In the four-page settlement O’Neill agrees to dismiss his lawsuit; in exchange the Sweetwater district will release documents including the budget breakdown for the human resources department budget for 2012 and 2013.

The district will also provide 42 identified ESI invoices stating the subject matter of the investigations and the reason the specifics of the invoice entries are protected.

In addition, the Sweetwater district will pay O’Neill’s attorney Cory Briggs $32,498.40 in attorney fees.
“The weakness I found in the Public Records Act request is that there is no punishment for not disclosing (records),” O’Neill said.

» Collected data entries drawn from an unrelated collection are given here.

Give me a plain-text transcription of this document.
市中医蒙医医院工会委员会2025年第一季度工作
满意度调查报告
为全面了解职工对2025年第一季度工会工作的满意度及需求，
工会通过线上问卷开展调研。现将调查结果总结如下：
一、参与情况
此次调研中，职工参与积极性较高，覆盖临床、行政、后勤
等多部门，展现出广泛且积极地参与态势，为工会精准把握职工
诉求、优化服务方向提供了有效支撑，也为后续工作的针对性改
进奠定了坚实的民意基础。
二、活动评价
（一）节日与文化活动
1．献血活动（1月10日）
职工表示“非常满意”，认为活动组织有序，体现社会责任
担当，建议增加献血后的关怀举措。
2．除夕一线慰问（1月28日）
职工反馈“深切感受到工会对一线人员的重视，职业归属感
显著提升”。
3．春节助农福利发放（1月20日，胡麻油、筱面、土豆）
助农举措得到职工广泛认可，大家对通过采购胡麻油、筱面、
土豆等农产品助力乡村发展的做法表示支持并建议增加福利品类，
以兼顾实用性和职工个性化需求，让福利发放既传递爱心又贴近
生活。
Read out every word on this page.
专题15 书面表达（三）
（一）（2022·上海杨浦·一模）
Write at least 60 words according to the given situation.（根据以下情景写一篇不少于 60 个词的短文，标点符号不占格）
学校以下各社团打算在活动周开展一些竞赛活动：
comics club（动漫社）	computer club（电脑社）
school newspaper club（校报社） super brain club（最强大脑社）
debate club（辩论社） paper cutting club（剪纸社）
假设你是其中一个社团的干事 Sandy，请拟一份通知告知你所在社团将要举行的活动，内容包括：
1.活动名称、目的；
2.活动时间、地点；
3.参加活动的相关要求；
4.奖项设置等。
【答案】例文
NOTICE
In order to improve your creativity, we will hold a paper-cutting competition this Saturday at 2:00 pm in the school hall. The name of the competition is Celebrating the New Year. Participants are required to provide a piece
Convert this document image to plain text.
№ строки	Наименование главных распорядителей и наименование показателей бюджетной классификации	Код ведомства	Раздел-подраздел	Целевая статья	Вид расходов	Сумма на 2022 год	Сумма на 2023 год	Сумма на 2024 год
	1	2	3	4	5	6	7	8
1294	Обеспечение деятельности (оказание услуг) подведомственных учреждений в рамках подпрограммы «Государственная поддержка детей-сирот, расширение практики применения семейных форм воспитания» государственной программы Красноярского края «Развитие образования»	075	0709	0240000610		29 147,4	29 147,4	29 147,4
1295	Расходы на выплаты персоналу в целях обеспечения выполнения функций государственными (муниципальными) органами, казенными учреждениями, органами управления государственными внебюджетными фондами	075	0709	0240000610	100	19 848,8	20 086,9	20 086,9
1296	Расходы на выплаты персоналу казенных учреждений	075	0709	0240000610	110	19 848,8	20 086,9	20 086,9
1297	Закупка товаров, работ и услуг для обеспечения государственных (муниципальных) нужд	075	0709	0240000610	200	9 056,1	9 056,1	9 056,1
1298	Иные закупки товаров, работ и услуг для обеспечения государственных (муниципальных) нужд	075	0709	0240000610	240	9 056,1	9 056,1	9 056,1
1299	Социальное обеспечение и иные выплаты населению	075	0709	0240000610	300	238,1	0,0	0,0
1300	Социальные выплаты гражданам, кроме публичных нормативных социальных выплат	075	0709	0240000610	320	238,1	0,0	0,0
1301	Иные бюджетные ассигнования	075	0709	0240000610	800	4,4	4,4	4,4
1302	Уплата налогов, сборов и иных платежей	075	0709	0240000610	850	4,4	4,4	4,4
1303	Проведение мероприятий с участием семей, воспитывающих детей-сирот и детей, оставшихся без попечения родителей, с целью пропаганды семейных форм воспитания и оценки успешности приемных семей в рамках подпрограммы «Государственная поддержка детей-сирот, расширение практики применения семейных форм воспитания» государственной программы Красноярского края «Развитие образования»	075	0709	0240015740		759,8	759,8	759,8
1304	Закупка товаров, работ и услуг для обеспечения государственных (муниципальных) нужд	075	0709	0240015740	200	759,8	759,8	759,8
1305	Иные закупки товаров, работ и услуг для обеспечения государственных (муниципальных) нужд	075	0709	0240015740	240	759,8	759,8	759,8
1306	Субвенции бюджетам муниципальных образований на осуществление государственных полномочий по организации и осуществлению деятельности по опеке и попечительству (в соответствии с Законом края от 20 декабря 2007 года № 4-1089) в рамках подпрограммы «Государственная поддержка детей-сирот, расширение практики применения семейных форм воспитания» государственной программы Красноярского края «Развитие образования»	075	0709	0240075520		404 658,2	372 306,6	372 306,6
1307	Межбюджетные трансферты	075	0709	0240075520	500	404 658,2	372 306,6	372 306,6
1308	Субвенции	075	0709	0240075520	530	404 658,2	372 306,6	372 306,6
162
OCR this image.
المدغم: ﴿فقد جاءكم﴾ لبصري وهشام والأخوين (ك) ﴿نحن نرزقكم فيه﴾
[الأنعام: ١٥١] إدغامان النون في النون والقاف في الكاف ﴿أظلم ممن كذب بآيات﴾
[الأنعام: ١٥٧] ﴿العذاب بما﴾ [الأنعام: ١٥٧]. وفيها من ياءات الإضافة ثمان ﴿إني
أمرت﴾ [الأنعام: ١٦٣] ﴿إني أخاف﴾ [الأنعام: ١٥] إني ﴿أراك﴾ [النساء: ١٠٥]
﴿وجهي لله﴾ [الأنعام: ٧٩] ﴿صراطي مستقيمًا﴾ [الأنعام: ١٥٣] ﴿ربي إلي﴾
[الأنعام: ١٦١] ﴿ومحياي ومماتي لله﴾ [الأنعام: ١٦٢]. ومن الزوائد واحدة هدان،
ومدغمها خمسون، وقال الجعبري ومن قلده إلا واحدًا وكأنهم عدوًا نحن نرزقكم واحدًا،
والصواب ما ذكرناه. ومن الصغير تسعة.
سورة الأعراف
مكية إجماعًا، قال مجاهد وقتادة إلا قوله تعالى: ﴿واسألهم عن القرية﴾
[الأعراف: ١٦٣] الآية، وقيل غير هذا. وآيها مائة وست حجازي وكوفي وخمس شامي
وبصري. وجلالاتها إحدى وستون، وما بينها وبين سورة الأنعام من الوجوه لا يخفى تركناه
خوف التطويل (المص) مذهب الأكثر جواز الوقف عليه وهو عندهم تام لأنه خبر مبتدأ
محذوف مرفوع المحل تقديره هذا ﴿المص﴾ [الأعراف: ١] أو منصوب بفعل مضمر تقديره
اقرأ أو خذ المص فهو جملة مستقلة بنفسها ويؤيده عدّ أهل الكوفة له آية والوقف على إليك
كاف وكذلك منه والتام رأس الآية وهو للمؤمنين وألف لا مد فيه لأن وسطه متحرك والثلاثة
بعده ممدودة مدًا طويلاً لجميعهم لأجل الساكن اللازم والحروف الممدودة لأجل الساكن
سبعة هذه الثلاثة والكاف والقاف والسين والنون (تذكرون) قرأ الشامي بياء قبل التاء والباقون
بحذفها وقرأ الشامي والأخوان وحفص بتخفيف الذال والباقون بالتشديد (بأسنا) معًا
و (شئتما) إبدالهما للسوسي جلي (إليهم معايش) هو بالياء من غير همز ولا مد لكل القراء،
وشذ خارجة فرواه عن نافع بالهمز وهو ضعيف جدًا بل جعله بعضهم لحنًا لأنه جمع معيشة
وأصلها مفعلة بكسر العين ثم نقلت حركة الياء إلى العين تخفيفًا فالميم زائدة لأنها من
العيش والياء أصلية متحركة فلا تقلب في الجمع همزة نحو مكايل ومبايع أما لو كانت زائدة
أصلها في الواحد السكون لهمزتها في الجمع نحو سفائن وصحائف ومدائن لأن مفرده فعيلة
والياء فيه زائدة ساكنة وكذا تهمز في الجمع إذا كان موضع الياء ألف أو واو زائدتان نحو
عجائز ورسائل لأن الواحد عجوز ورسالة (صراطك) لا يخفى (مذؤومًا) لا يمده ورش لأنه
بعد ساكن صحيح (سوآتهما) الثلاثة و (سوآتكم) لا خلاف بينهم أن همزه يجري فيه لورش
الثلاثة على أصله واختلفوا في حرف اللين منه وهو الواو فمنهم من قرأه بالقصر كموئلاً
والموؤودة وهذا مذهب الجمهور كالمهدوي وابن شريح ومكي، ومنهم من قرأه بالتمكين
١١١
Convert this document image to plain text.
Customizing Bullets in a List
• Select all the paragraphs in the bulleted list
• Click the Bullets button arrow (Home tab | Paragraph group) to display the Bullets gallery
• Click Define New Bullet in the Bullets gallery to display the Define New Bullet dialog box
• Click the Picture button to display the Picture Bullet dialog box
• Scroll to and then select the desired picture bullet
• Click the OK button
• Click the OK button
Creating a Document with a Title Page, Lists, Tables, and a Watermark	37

The district denies any wrongdoing in the settlement, but acknowledges that portions of the public records “were improperly withheld from disclosure by a prior district board and administration.

Briggs said he is glad to know the decision makers at the district are not the same from years past.

“(The settlement) means that the current board is acknowledging that the past administration and the past board were a bunch of bad actors and that they were trying to cover things up,” he said.

Sweetwater district spokesman Manny Rubio said the district should have never withheld documents from O’Neill’s request.

“We understand that there were some requests that were made that we as a district didn’t comply with,” he said. “

And so as part of the settlement we’re just trying to move forward and say ‘OK, let’s open the books,’ and we should have (done so) in the first place.”

Former superintendent Ed Brand and an ex-school board that saw four of five board members indicted on corruption charges spent more than $200,000 for ESI’s services.

In December 2012, the district allocated $50,000 to ESI. Then in August 2013, the board approved an additional $65,000, O’Neill said. O’Neill previously said during the 2012-2013 school year, the board of trustees allocated $100,000 for ESI for the next school year.

ESI International was hired by the district to conduct investigative services. Investigations into whom or what is what O’Neill wanted to know.

Some community members, mostly those critical of Brand, had feared he was investigating them.

Community member Kathleen Cheers said at a September 2013 board meeting that she was not home when an investigator stopped by her house and left his business card.